That Jack breaks Piggy's glasses out of spite is inevitable. Piggy's link to civilization is partly destroyed, making his situation with Jack and the jungle even more dangerous. Simon returns the broken glasses, and "passions beat about Simon on the mountain-top with awful wings." With their hopes dashed, violence and blood lust simmering, and civilization receding, Simon knows they are endangered.

Power plays between Ralph and Jack fill the rest of the scene. Jack apologizes for breaking the glasses and gains the hunters' admiration. Ralph, no longer fooled by Jack's empty words, insists that he rebuild the fire immediately. But then Ralph refuses to move out of the way, which forces Jack to build the fire in a different place.

For the first time Ralph recognizes Piggy's importance. "Not even Ralph knew how a link between him and Jack had been snapped and fastened elsewhere. 'I'll bring 'em back,'" he says to Piggy as he borrows his glasses to light the fire.

New allegiances have been made. The friendship between Ralph and Jack is broken; their relationship is now that of enemies. And Ralph has bonded himself in friendship to Piggy.


More power struggles! Ralph tries not to eat roast pig and Jack tries not to give him any "as an assertion of power." Piggy the powerless leaves himself open to further ridicule from Jack when he asks for food. It's Simon who shows compassion by sharing his food.
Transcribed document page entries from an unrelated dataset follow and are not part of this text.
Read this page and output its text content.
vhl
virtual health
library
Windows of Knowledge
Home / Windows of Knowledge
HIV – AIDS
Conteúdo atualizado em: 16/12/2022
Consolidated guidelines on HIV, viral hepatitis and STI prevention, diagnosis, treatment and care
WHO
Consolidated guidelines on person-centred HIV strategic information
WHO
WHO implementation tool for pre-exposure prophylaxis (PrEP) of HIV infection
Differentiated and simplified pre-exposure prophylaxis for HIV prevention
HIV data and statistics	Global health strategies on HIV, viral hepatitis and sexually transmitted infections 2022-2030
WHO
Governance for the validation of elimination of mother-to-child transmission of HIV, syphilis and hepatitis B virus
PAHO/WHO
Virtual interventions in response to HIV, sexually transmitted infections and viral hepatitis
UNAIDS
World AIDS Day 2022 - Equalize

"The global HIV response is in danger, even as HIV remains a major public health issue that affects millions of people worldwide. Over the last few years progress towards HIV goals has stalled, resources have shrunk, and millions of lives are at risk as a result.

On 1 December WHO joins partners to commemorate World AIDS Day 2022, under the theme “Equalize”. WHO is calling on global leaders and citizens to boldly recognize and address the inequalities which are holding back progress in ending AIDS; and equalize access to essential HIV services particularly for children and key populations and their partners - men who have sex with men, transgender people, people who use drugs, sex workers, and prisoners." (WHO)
"Inexpressible frustrations combined to make his rage elemental and awe-inspiring," and Jack begins a chantlike recitation of the kill: "I painted my face-I stole up. Now you eat-all of you-and I-" Jack's words are becoming more primitive all the time. He is an early hunter learning to grunt out the first words that represent thought. But instead of enlarging his thinking, Jack is slipping backward.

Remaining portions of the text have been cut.